Empirical Comparison of Membership Inference Attacks in Deep Transfer Learning
Yuxuan Bai , Gauri Pradhan , Marlon Tobaben , Antti Honkela
Published on arXiv
2510.05753
Membership Inference Attack
OWASP ML Top 10 — ML04
Key Finding
LiRA achieves superior performance across most transfer learning scenarios, but the white-box Inverse Hessian Attack (IHA) outperforms all score-based black-box MIAs on PatchCamelyon in the high-data regime, with no single attack capturing all privacy risks.

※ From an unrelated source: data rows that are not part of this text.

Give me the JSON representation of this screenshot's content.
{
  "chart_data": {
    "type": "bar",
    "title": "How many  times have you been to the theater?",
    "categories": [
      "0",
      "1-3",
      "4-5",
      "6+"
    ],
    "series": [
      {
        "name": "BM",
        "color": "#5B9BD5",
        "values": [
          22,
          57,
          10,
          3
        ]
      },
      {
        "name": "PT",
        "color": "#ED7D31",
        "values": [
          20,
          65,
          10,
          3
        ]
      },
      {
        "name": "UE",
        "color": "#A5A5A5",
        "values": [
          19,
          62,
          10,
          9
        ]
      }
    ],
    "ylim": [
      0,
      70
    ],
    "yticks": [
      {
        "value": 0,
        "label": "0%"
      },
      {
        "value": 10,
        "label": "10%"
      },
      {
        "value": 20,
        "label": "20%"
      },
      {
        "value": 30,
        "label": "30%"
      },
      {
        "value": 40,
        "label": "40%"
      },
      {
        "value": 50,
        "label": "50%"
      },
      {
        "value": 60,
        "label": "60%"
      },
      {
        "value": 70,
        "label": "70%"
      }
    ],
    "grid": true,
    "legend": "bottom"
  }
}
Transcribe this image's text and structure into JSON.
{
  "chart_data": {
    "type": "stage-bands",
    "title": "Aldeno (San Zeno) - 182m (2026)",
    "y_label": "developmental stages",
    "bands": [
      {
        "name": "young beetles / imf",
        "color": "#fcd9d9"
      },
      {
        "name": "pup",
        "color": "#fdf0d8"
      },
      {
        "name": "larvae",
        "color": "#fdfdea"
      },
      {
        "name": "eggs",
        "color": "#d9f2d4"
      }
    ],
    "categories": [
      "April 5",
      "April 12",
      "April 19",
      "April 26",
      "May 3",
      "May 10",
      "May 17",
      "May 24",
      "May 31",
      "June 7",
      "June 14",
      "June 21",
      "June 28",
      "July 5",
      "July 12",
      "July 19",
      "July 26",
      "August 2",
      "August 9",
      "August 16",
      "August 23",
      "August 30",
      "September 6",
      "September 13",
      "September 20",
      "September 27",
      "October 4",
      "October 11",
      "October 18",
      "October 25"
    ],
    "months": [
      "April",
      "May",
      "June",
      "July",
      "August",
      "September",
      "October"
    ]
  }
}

With the emergence of powerful large-scale foundation models, the training paradigm is increasingly shifting from from-scratch training to transfer learning. This enables high utility training with small, domain-specific datasets typical in sensitive applications. Membership inference attacks (MIAs) provide an empirical estimate of the privacy leakage by machine learning models. Yet, prior assessments of MIAs against models fine-tuned with transfer learning rely on a small subset of possible attacks. We address this by comparing performance of diverse MIAs in transfer learning settings to help practitioners identify the most efficient attacks for privacy risk evaluation. We find that attack efficacy decreases with the increase in training data for score-based MIAs. We find that there is no one MIA which captures all privacy risks in models trained with transfer learning. While the Likelihood Ratio Attack (LiRA) demonstrates superior performance across most experimental scenarios, the Inverse Hessian Attack (IHA) proves to be more effective against models fine-tuned on PatchCamelyon dataset in high data regime.
Key Contributions
- Systematic comparison of diverse score-based MIAs (LiRA, IHA, TrajectoryMIA, QuantileMIA, etc.) in transfer learning settings with consistent experimental setups and hyperparameter optimization
- Demonstrates that MIA efficacy generally decreases as fine-tuning dataset size increases for most score-based attacks, consistent with a power-law relationship
- Identifies that no single MIA captures all privacy risks in transfer learning — LiRA is best overall, but the white-box IHA outperforms black-box methods in the high-shot regime on PatchCamelyon
🛡️ Threat Analysis
The paper is entirely focused on comparing the efficacy of membership inference attacks (LOSS, MLLeaks, LiRA, IHA, TrajectoryMIA, QuantileMIA, SeqMIA) in the context of fine-tuned transfer learning models — this is directly and specifically ML04.